Sommerzeit ist Urlaubszeit. Und wer bei den herbstlichen Temperaturen des Sommers 2012 im Büro ausharren muss, möchte wenigstens vom Urlaub träumen. Des Deutschen Sehnsucht nach Sonne, Strand und Palmen macht sich der Boulevard alljährlich zueigen, indem er lange Fotostrecken mit urlaubenden Prominenten abbildet.
Besonders beliebt sind dieses Jahr Fotostrecken von urlaubenden Fußballern: So konnte man auf www.bild.de beispielsweise in den letzten Tagen an den Strandurlauben von Mario Gomez, Sami Khedira und Rafael van der Vaart teilhaben.

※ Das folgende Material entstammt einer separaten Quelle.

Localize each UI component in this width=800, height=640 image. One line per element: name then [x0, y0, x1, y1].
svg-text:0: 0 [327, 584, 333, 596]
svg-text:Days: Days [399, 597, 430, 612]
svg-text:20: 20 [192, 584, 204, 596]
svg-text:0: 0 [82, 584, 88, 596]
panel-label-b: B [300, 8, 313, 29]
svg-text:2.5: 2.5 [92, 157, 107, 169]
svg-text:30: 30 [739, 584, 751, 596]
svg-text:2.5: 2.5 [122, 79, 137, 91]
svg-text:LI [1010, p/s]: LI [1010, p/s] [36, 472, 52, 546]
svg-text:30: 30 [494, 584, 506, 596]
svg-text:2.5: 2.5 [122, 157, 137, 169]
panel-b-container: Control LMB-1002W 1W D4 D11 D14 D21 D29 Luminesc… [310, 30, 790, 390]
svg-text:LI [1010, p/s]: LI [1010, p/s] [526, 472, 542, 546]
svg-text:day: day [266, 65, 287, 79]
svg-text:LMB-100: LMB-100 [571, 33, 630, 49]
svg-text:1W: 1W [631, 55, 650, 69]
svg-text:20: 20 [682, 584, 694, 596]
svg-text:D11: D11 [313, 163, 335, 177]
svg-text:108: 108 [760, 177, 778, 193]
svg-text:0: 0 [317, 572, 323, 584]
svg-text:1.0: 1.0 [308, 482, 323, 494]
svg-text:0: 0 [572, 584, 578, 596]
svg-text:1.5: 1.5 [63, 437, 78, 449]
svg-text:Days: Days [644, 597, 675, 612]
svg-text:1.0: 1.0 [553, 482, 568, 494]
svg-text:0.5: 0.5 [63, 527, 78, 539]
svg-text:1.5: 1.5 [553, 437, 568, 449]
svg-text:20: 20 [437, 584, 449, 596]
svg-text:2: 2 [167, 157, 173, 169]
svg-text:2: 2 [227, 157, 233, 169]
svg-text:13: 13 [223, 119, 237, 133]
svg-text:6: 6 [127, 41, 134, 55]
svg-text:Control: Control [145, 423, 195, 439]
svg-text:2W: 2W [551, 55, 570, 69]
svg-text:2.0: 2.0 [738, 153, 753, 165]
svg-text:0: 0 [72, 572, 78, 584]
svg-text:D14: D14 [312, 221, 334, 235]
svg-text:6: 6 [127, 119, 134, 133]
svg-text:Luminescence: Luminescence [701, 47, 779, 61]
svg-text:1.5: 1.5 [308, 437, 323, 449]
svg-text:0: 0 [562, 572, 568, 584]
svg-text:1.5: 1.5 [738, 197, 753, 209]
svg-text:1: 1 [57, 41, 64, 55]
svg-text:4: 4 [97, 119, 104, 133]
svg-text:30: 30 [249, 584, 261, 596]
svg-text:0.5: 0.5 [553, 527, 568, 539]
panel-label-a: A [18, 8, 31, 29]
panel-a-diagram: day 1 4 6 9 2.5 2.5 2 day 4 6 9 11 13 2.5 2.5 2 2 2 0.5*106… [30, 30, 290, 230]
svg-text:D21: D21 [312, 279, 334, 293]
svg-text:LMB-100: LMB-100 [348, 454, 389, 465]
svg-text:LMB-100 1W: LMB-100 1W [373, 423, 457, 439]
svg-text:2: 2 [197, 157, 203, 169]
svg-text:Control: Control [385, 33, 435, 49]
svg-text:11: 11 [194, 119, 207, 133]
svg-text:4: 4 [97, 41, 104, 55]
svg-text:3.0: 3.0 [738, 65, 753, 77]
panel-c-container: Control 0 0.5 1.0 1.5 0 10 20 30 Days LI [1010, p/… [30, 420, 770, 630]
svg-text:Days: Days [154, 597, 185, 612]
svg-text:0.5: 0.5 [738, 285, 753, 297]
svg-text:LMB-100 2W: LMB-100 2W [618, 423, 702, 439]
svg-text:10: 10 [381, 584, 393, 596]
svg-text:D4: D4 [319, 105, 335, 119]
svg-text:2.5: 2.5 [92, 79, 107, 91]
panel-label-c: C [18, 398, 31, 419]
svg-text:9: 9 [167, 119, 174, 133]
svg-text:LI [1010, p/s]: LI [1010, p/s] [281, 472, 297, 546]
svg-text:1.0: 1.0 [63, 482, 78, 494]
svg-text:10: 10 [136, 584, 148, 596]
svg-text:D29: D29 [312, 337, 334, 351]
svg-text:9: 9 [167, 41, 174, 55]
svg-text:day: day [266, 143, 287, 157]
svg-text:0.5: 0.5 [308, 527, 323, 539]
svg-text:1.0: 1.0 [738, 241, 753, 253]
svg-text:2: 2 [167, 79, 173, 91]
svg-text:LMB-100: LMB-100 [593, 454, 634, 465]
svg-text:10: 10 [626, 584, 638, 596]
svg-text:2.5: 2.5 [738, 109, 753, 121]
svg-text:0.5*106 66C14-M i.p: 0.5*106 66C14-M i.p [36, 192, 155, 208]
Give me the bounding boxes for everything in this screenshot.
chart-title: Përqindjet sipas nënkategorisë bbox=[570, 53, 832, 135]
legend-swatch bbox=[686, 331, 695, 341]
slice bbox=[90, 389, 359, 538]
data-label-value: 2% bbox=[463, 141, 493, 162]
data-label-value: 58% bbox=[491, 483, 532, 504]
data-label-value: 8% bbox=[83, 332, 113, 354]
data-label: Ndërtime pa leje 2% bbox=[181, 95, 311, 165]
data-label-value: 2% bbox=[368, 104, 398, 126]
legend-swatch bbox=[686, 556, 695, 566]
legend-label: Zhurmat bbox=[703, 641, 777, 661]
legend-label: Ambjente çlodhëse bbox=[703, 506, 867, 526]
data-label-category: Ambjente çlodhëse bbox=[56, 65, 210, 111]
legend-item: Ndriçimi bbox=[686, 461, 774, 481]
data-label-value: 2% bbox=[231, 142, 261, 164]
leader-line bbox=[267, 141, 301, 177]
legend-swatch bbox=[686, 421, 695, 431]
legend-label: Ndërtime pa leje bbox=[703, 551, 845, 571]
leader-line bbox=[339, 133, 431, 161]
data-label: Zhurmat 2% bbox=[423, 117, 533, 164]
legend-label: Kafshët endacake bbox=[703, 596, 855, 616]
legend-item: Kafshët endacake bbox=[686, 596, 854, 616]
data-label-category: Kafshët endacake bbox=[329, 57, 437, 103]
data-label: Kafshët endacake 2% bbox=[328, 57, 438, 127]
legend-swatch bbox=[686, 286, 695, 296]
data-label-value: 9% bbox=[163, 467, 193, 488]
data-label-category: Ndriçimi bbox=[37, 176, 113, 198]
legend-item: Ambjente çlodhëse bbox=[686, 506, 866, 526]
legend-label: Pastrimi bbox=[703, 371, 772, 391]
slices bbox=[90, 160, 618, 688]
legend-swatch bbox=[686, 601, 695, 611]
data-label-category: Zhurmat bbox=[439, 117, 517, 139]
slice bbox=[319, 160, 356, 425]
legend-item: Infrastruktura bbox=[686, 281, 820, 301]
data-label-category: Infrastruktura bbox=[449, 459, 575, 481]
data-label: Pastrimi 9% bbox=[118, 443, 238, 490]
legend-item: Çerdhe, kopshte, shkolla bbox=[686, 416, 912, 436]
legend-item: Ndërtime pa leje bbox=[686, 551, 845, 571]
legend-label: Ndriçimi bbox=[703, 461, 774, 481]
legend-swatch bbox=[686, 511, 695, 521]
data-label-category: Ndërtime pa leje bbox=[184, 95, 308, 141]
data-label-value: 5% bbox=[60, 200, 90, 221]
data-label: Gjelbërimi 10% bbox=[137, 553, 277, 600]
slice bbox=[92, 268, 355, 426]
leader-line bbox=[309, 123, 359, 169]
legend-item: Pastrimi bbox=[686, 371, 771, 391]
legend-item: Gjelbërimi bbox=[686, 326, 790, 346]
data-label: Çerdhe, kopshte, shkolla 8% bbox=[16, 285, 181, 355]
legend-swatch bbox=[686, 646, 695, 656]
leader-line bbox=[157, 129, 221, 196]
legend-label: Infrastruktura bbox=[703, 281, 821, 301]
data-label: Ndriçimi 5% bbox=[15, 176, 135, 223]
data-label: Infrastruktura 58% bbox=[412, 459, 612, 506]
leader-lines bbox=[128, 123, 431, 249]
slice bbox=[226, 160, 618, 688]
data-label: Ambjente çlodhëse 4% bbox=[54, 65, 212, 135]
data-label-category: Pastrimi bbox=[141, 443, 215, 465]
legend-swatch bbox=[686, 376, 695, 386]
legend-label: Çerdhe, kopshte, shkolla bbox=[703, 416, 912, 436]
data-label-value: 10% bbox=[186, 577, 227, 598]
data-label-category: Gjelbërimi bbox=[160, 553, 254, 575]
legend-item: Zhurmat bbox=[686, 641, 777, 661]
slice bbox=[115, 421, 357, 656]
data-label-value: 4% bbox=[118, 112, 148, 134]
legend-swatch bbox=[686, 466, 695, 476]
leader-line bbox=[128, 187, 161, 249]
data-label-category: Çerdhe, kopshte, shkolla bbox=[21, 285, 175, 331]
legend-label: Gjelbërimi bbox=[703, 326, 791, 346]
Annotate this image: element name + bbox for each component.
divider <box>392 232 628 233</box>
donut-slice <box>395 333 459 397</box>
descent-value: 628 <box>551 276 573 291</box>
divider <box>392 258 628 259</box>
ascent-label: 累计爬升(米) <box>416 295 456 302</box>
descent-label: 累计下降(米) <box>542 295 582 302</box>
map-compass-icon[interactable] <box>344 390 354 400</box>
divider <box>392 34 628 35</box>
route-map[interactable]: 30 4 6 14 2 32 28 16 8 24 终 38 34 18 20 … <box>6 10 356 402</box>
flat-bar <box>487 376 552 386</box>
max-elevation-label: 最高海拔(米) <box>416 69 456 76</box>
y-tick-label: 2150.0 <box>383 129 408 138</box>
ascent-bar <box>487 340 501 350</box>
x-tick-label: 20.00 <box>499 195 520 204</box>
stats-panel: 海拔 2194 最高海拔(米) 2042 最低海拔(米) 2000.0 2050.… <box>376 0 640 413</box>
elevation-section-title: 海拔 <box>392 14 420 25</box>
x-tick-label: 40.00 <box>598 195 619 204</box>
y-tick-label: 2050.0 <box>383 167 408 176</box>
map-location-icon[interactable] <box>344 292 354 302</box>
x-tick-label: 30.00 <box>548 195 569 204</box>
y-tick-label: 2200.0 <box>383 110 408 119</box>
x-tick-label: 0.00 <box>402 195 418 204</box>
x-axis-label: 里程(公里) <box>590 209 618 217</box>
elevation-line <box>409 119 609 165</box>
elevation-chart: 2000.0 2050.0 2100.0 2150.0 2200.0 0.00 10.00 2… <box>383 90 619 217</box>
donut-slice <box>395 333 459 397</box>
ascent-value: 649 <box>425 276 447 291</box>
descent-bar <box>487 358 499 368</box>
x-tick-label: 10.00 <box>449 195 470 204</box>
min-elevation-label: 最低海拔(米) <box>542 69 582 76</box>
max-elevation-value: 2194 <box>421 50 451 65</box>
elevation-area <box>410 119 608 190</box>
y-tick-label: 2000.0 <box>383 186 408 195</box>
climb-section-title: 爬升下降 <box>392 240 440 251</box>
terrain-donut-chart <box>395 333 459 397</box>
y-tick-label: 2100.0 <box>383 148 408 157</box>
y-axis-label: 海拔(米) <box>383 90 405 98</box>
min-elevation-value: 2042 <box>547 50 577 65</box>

Dabei erfolgte die Aufmachung weitgehend nach dem gleichen Muster: Fußballer (freier Oberkörper, Badeshorts) planscht verliebt mit seiner Freundin (knapper Bikini) in den Wellen oder turtelt mit selbiger auf einem Bootssteg / einer Yacht, während in dem dazugehörigen Artikel neben der Nennung des Urlaubsortes in äußerst knappen Worten auf die zurückliegende Europameisterschaft oder die Vorbereitung auf die kommende Saison Bezug genommen wird.
Dass die Verbreitung von Bildnissen nach § 22 KUG grundsätzlich nur mit Einwilligung des Betroffenen zulässig ist, haben wir bereits an anderer Stelle erwähnt. Ebenso, dass eine Veröffentlichung ohne Einwilligung gemäß § 23 Abs. 1 Nr. 1 KUG, ausnahmsweise rechtmäßig sein kann, wenn es sich um ein Bildnis aus dem Bereich des Zeitgeschichte handelt.
Da wir nicht wissen, ob die o.g. Fußballer gegenüber Bild Online eine Einwilligung erteilt haben, widmen wir uns im Folgenden der Frage, was wäre, wenn keine Einwilligung erteilt worden sein sollte? Hierbei helfen uns drei Damen weiter, die man mit Strandurlaub zunächst nicht in Verbindung bringt: eine Ex-Ministerpräsidentin, eine Ex-Tagesthemen-Moderatorin und – wie fast immer, wenn es um Persönlichkeitsrechte geht – eine monegassisches Prinzessin. Sie alle drei setzten sich vor Gericht – teils erfolgreich, teils erfolglos – gegen Veröffentlichungen von Bildnissen aus ihrem Privatleben zu Wehr. Der Vollständigkeit halber sei angemerkt, dass es sich in keinem der drei Fälle um Strandaufnahmen handelte.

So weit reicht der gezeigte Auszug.